La vague de ventes d'actions de l'IA le mois dernier a été généralisée, touchant même les plus grands fonds de couverture. Selon un rapport de Bloomberg, le géant multi-stratégies Millennium Management a baissé de 2,1% en juillet, Point72 Asset Management a reculé de 3,3%, tandis que le fonds de couverture Altimeter Capital Management, aux positions relativement concentrées, a chuté de 11% le mois dernier.
Il est à noter que certains fonds ayant des positions similaires à celles de Situational Awareness avaient anticipé les risques. Selon les rapports, une source bien informée a révélé que l'un de ces fonds avait établi des positions de couverture à l'avance, craignant que le fonds d'Aschenbrenner ne soit contraint de vendre.
Après la réduction du levier : La voie de la reconstruction dépend encore de Wall Street
Après la crise, le défi central auquel est confronté Aschenbrenner est de retrouver un équilibre entre deux mondes radicalement différents.

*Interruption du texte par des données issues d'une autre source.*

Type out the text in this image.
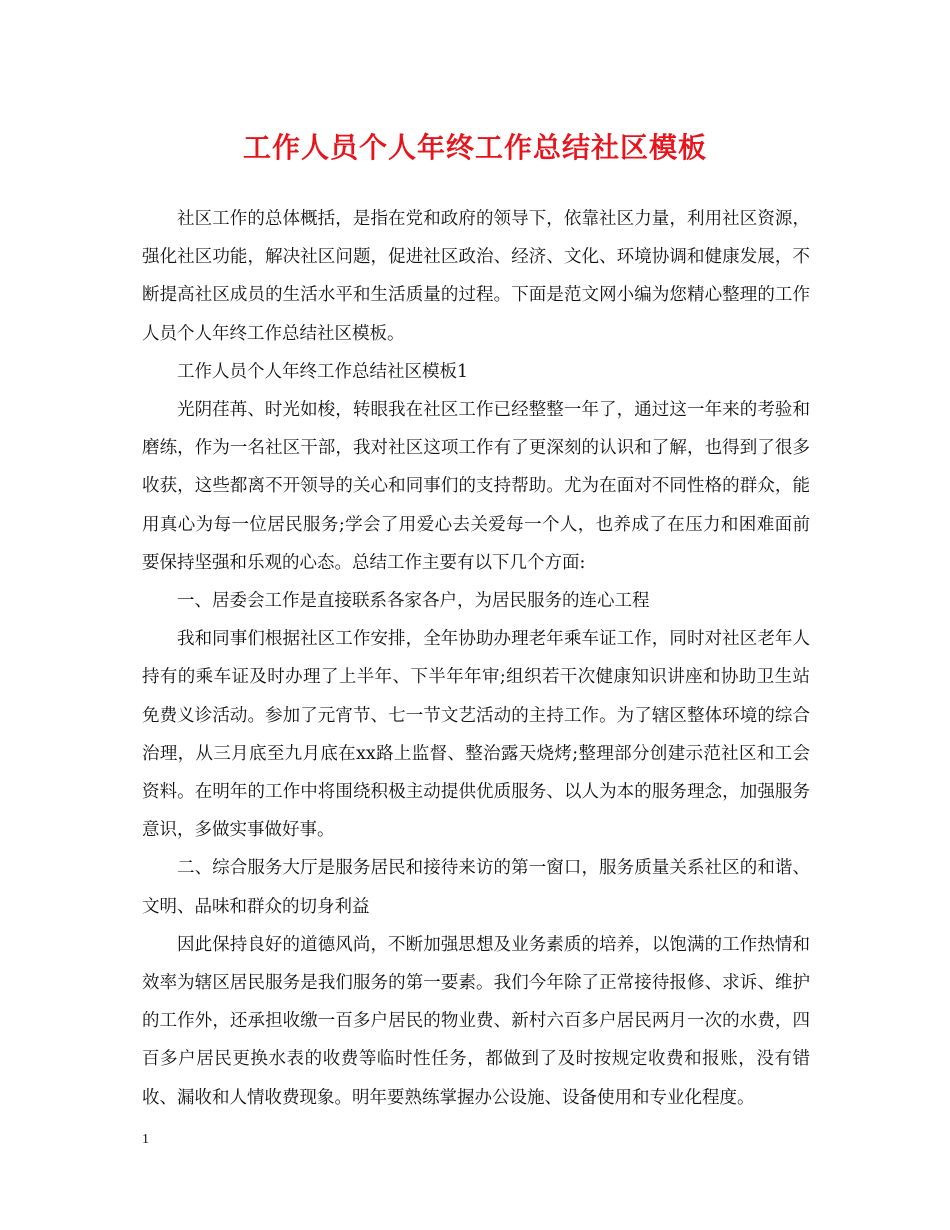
工作人员个人年终工作总结社区模板

社区工作的总体概括，是指在党和政府的领导下，依靠社区力量，利用社区资源，强化社区功能，解决社区问题，促进社区政治、经济、文化、环境协调和健康发展，不断提高社区成员的生活水平和生活质量的过程。下面是范文网小编为您精心整理的工作人员个人年终工作总结社区模板。

工作人员个人年终工作总结社区模板1

光阴荏苒、时光如梭，转眼我在社区工作已经整整一年了，通过这一年来的考验和磨练，作为一名社区干部，我对社区这项工作有了更深刻的认识和了解，也得到了很多收获，这些都离不开领导的关心和同事们的支持帮助。尤为在面对不同性格的群众，能用真心为每一位居民服务;学会了用爱心去关爱每一个人，也养成了在压力和困难面前要保持坚强和乐观的心态。总结工作主要有以下几个方面:

一、居委会工作是直接联系各家各户，为居民服务的连心工程

我和同事们根据社区工作安排，全年协助办理老年乘车证工作，同时对社区老年人持有的乘车证及时办理了上半年、下半年年审;组织若干次健康知识讲座和协助卫生站免费义诊活动。参加了元宵节、七一节文艺活动的主持工作。为了辖区整体环境的综合治理，从三月底至九月底在xx路上监督、整治露天烧烤;整理部分创建示范社区和工会资料。在明年的工作中将围绕积极主动提供优质服务、以人为本的服务理念，加强服务意识，多做实事做好事。

二、综合服务大厅是服务居民和接待来访的第一窗口，服务质量关系社区的和谐、文明、品味和群众的切身利益

因此保持良好的道德风尚，不断加强思想及业务素质的培养，以饱满的工作热情和效率为辖区居民服务是我们服务的第一要素。我们今年除了正常接待报修、求诉、维护的工作外，还承担收缴一百多户居民的物业费、新村六百多户居民两月一次的水费，四百多户居民更换水表的收费等临时性任务，都做到了及时按规定收费和报账，没有错收、漏收和人情收费现象。明年要熟练掌握办公设施、设备使用和专业化程度。

1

Il a déclaré dans sa lettre aux investisseurs avoir éliminé tout effet de levier du fonds, qui n'utilise plus actuellement les services de courtage principal des banques pour amplifier ses paris — du moins temporairement. Il a écrit :
"Ce sont des cicatrices coûteuses, mais je m'engage à faire en sorte qu'elles deviennent des leçons inestimables pour notre institution et pour moi-même sur la voie à suivre."
Cependant, pour reproduire les rendements élevés du début d'année, Aschenbrenner devra finalement convaincre Wall Street de lui fournir à nouveau un effet de levier. Cela signifie qu'il doit trouver une voie durable entre l'enthousiasme de la Silicon Valley et les exigences strictes de Wall Street en matière de gestion des risques.